I can see where a larger knife becomes more difficult to maintain consistent grind lines than on a smaller knife but there's a point where the smaller knife becomes more difficult than the larger one because there's less material to work with and if you mess up on a smaller blade most likely you have to scrap it because there's less room for mistakes.

Folders complicate this even more because the tolerances in smaller knives becomes more critical as a result of having moving parts to contend with. As you get larger you have more mass to deal with, larger surface areas that past a certain point in size magnify/exaggerate the error in the specs.

I was just curious if one was harder to make while maintaining specs over the other.

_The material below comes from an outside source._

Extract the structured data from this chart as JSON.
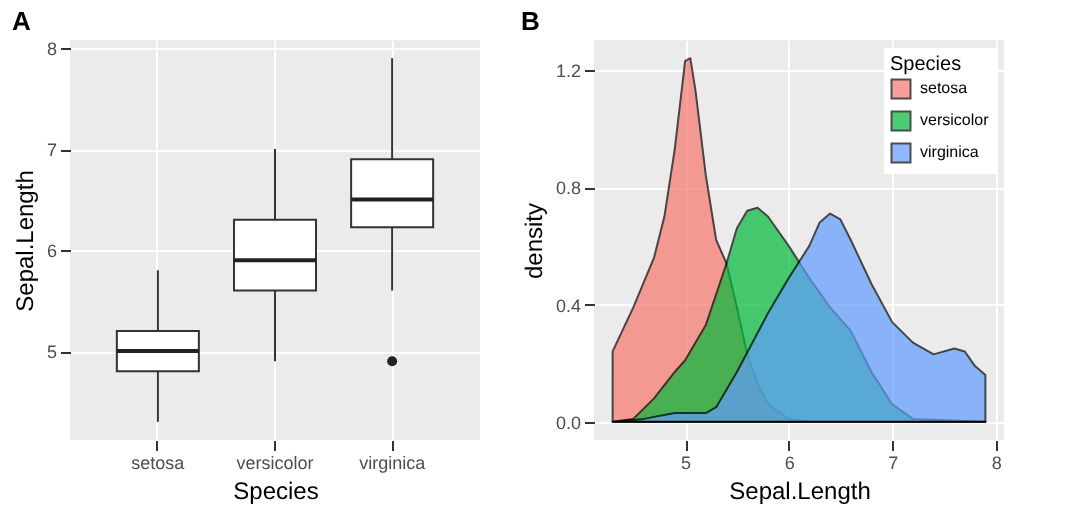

I know another factor is the amount of hand work vs machine work makes a big difference in that with hand work you remove material so slowly that you have the opportunity to catch yourself before the error becomes too large and with machinery, a belt grinder for example you can remove material so fast that by the time you catch yourself you may have ground away too much material to recover.

One last variable I'd like to add to the question is forging, does forging afford you the opportunity because you moving metal, to fix pretty much any error by just starting over and making a new billet from the old?

I know in asking a lot and appreciate any discussion this post elicits, I know you are all very busy and if this post garners any interest I'll do my best to keep it alive. Have a good one folks.

BTW I placed this in general in hopes of getting a larger cross section of the knife community from consumers to makers and manufacturers. If the mods feel it should be anywhere else by all means move it but if it stays here I believe this will enlighten everyone involved in the community by allowing everyone to see the other sides perceive the difficulty in relation to size and size does matter. ;)
 
I remember Sal Glesser wrote something to the effect of making a knife smaller (existing model) is harder than making that same knife in a larger version.
 
Part of the problem in transitioning the same pattern to a different scale is to make it look and work properly, smaller springs tend to be stiffer making blades harder to open and on a larger scale with the mass of the blade it gets harder to make a spring strong enough while keeping the size small enough to stop the blade from flopping open from its own weight.

I've only made a few knives but I've been a mechanic/machinist for nearly 40 years and machines whether it's a knife or a trip hammer have to abide by the same laws of physics, is the job of the Cutler to find the happy medium with these considerations while making the knife appealing and functional.

You can mask a small frail knife or a big, think boxy knife that does job but how well does it work and look?